Employees today want different things, improved resources to enable their success at work, and they may even want different outcomes for their careers. They see evidence suggesting that they can ask for and receive the reasonable things that they want.
In this backdrop, just 48 per cent of large organisations in the US have a dedicated programme for employee experience (EX).
“That number will rise to 65 per cent as more executives watching their monthly quit rates go as high as 2 per cent will suddenly become EX advocates of the highest order,” the report added.
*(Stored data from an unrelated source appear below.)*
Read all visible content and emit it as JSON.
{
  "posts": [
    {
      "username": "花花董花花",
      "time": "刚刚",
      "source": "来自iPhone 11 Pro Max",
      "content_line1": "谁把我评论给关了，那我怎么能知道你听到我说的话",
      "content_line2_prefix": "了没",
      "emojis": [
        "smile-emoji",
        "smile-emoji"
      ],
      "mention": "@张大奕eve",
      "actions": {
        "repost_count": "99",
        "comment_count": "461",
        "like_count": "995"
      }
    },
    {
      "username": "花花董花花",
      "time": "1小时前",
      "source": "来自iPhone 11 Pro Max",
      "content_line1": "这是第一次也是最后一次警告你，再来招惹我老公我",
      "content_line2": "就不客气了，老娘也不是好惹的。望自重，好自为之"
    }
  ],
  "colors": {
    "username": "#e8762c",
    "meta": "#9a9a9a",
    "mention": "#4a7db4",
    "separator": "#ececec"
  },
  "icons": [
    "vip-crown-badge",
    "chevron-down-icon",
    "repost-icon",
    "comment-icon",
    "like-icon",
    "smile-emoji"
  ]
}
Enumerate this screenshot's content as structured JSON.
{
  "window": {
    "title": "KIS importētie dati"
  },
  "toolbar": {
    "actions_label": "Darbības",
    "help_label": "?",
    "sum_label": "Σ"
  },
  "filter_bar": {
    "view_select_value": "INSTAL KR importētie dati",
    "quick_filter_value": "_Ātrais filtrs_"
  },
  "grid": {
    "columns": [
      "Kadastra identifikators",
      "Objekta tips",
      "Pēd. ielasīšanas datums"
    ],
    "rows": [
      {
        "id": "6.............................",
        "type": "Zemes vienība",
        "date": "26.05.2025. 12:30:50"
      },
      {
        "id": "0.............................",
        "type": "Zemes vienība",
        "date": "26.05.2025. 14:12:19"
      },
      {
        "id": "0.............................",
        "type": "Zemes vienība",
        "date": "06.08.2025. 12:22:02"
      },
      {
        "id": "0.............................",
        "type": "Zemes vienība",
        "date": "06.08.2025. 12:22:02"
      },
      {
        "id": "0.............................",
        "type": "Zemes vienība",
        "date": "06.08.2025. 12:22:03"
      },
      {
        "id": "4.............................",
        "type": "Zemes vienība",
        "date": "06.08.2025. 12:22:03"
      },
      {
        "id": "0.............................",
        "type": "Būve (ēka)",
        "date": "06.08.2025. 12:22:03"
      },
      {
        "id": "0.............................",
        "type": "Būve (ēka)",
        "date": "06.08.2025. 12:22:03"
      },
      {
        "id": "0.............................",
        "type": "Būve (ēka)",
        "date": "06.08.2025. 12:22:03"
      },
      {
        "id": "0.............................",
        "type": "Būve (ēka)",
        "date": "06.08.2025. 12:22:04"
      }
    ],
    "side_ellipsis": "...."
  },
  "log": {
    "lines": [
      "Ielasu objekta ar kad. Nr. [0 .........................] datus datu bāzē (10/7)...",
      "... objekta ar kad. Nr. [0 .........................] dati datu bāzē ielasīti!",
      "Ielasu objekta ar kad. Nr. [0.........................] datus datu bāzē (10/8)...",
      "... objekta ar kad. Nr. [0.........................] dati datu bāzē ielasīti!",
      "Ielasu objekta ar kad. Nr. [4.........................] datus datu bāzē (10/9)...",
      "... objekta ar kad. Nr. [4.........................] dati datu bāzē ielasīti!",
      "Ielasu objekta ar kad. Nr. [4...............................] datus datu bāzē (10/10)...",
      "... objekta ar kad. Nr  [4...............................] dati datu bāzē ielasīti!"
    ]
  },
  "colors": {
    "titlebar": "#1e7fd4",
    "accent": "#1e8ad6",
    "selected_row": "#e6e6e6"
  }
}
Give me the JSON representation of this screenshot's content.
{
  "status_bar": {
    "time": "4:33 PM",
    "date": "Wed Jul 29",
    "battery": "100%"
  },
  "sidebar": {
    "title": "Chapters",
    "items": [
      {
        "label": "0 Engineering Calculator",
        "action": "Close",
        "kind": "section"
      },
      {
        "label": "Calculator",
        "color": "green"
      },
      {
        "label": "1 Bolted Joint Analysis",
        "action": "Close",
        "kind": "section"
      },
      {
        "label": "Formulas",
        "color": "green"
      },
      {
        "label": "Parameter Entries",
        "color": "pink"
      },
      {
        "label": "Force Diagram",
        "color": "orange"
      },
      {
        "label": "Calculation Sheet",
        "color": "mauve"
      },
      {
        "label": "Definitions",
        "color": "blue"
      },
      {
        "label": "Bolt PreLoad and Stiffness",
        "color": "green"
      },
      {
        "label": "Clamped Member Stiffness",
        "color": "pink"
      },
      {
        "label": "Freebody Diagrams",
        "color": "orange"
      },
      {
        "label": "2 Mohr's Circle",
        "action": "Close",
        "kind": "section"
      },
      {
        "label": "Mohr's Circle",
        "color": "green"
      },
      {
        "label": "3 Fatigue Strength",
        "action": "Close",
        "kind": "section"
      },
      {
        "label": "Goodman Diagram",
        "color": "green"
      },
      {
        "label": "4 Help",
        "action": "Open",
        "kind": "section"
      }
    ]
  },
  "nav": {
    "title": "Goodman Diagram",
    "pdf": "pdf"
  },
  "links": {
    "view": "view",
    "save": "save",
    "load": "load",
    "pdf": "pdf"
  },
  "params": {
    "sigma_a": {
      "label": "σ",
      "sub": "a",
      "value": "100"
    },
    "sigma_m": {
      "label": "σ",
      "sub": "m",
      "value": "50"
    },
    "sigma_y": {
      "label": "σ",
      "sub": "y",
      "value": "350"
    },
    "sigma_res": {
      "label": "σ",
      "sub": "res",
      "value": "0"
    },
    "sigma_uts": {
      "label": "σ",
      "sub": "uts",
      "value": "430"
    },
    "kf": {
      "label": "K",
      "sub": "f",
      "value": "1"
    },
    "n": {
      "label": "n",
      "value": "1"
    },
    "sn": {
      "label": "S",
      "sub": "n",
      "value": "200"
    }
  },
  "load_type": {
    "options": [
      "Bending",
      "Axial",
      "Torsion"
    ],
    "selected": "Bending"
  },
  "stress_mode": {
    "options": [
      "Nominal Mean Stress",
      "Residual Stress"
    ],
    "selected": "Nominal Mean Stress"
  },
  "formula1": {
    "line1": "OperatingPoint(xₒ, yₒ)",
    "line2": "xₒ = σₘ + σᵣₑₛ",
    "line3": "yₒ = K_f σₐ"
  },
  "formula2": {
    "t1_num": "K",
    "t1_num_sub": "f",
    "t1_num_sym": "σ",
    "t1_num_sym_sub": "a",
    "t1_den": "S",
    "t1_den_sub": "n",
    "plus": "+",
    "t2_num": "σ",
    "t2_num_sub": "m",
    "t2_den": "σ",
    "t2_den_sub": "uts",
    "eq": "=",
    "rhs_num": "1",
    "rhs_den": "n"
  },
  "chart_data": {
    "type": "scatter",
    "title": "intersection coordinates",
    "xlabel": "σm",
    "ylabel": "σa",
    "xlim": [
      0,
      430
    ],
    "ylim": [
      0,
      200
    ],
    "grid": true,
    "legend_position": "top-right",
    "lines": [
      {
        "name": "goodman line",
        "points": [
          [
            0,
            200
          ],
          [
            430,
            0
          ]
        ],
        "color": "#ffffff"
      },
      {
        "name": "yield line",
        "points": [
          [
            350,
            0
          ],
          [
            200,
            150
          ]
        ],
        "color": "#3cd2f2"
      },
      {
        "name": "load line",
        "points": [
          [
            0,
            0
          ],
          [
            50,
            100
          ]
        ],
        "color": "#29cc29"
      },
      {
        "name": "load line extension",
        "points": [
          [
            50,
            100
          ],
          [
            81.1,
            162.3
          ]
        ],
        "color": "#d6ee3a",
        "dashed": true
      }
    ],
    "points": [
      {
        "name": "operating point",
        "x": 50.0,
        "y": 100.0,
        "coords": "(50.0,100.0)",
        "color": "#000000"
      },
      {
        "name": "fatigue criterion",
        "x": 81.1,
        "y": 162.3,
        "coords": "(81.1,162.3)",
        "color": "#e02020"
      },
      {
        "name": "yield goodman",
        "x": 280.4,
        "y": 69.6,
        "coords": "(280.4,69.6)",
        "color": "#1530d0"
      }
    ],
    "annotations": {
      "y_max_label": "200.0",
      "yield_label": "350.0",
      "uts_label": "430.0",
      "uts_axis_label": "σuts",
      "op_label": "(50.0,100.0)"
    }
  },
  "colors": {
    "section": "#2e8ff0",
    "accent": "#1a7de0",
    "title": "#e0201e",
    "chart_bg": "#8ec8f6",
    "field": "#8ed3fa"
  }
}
The employee experience budgets will go up, so will investments in automation and robotics designed to complement the human workforce.
“A large company will even announce that it’s capping its human workforce at its current levels and instead aiming to expand its capacity through automation and robotics,” according to Forrester.
Such a bold move, rather than signalling the dehumanisation of the workforce, will represent a commitment to those who already work there, giving them enhanced roles as automation confers upon them the equivalent of work-ready superpowers, the report said.